I nodded. The motion was automatic. My body going through the motions while my mind tried to catch up.

"We'll still be there for his family," Cap said. "Whatever they need. The men will show up. We always show up for our own, even when the city won't."

"Thank you, Cap."

The words came out steady. Polite. The way you're supposed to sound when the world stops making sense.

I walked out of his office and back through the kitchen. The guys were still there. Martinez. Tyler. The older guys who'd come in on their day off.

They looked up when I passed. Saw my face.

I didn't stop.

Jack died the way a firefighter should.
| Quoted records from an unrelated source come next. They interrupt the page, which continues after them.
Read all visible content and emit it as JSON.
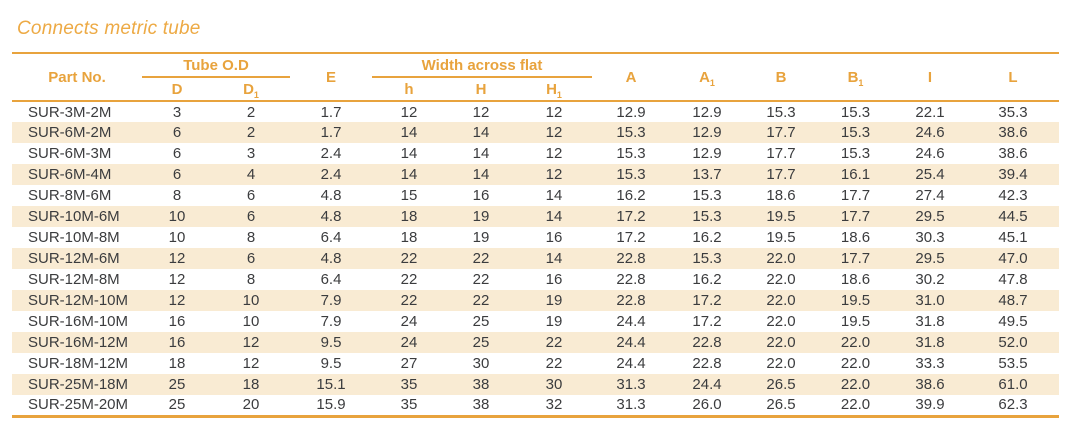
{
  "page": {
    "title": "Connects metric tube"
  },
  "colors": {
    "accent": "#E8A33D",
    "stripe": "#F9EBD3",
    "text": "#3B3C3E",
    "title": "#EDAA45"
  },
  "table": {
    "header": {
      "part_no": "Part No.",
      "tube_od_group": "Tube O.D",
      "width_across_flat_group": "Width across flat",
      "e": "E",
      "sub_columns": [
        {
          "base": "D",
          "sub": ""
        },
        {
          "base": "D",
          "sub": "1"
        },
        {
          "base": "h",
          "sub": ""
        },
        {
          "base": "H",
          "sub": ""
        },
        {
          "base": "H",
          "sub": "1"
        }
      ],
      "right_columns": [
        {
          "base": "A",
          "sub": ""
        },
        {
          "base": "A",
          "sub": "1"
        },
        {
          "base": "B",
          "sub": ""
        },
        {
          "base": "B",
          "sub": "1"
        },
        {
          "base": "I",
          "sub": ""
        },
        {
          "base": "L",
          "sub": ""
        }
      ]
    },
    "rows": [
      {
        "part": "SUR-3M-2M",
        "values": [
          "3",
          "2",
          "1.7",
          "12",
          "12",
          "12",
          "12.9",
          "12.9",
          "15.3",
          "15.3",
          "22.1",
          "35.3"
        ]
      },
      {
        "part": "SUR-6M-2M",
        "values": [
          "6",
          "2",
          "1.7",
          "14",
          "14",
          "12",
          "15.3",
          "12.9",
          "17.7",
          "15.3",
          "24.6",
          "38.6"
        ]
      },
      {
        "part": "SUR-6M-3M",
        "values": [
          "6",
          "3",
          "2.4",
          "14",
          "14",
          "12",
          "15.3",
          "12.9",
          "17.7",
          "15.3",
          "24.6",
          "38.6"
        ]
      },
      {
        "part": "SUR-6M-4M",
        "values": [
          "6",
          "4",
          "2.4",
          "14",
          "14",
          "12",
          "15.3",
          "13.7",
          "17.7",
          "16.1",
          "25.4",
          "39.4"
        ]
      },
      {
        "part": "SUR-8M-6M",
        "values": [
          "8",
          "6",
          "4.8",
          "15",
          "16",
          "14",
          "16.2",
          "15.3",
          "18.6",
          "17.7",
          "27.4",
          "42.3"
        ]
      },
      {
        "part": "SUR-10M-6M",
        "values": [
          "10",
          "6",
          "4.8",
          "18",
          "19",
          "14",
          "17.2",
          "15.3",
          "19.5",
          "17.7",
          "29.5",
          "44.5"
        ]
      },
      {
        "part": "SUR-10M-8M",
        "values": [
          "10",
          "8",
          "6.4",
          "18",
          "19",
          "16",
          "17.2",
          "16.2",
          "19.5",
          "18.6",
          "30.3",
          "45.1"
        ]
      },
      {
        "part": "SUR-12M-6M",
        "values": [
          "12",
          "6",
          "4.8",
          "22",
          "22",
          "14",
          "22.8",
          "15.3",
          "22.0",
          "17.7",
          "29.5",
          "47.0"
        ]
      },
      {
        "part": "SUR-12M-8M",
        "values": [
          "12",
          "8",
          "6.4",
          "22",
          "22",
          "16",
          "22.8",
          "16.2",
          "22.0",
          "18.6",
          "30.2",
          "47.8"
        ]
      },
      {
        "part": "SUR-12M-10M",
        "values": [
          "12",
          "10",
          "7.9",
          "22",
          "22",
          "19",
          "22.8",
          "17.2",
          "22.0",
          "19.5",
          "31.0",
          "48.7"
        ]
      },
      {
        "part": "SUR-16M-10M",
        "values": [
          "16",
          "10",
          "7.9",
          "24",
          "25",
          "19",
          "24.4",
          "17.2",
          "22.0",
          "19.5",
          "31.8",
          "49.5"
        ]
      },
      {
        "part": "SUR-16M-12M",
        "values": [
          "16",
          "12",
          "9.5",
          "24",
          "25",
          "22",
          "24.4",
          "22.8",
          "22.0",
          "22.0",
          "31.8",
          "52.0"
        ]
      },
      {
        "part": "SUR-18M-12M",
        "values": [
          "18",
          "12",
          "9.5",
          "27",
          "30",
          "22",
          "24.4",
          "22.8",
          "22.0",
          "22.0",
          "33.3",
          "53.5"
        ]
      },
      {
        "part": "SUR-25M-18M",
        "values": [
          "25",
          "18",
          "15.1",
          "35",
          "38",
          "30",
          "31.3",
          "24.4",
          "26.5",
          "22.0",
          "38.6",
          "61.0"
        ]
      },
      {
        "part": "SUR-25M-20M",
        "values": [
          "25",
          "20",
          "15.9",
          "35",
          "38",
          "32",
          "31.3",
          "26.0",
          "26.5",
          "22.0",
          "39.9",
          "62.3"
        ]
      }
    ]
  }
}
Saving lives. Going back in when it mattered.

But the city called it insubordination.

And now it didn't count.

I had to tell Jamie.

The whole drive to Jack's house, I kept turning it over in my head. Jack died covering my shift. The least I could do was make sure he got the recognition he deserved. That was my one job today. Handle the department side. Make sure Havensworth honored him the way a firefighter should be honored.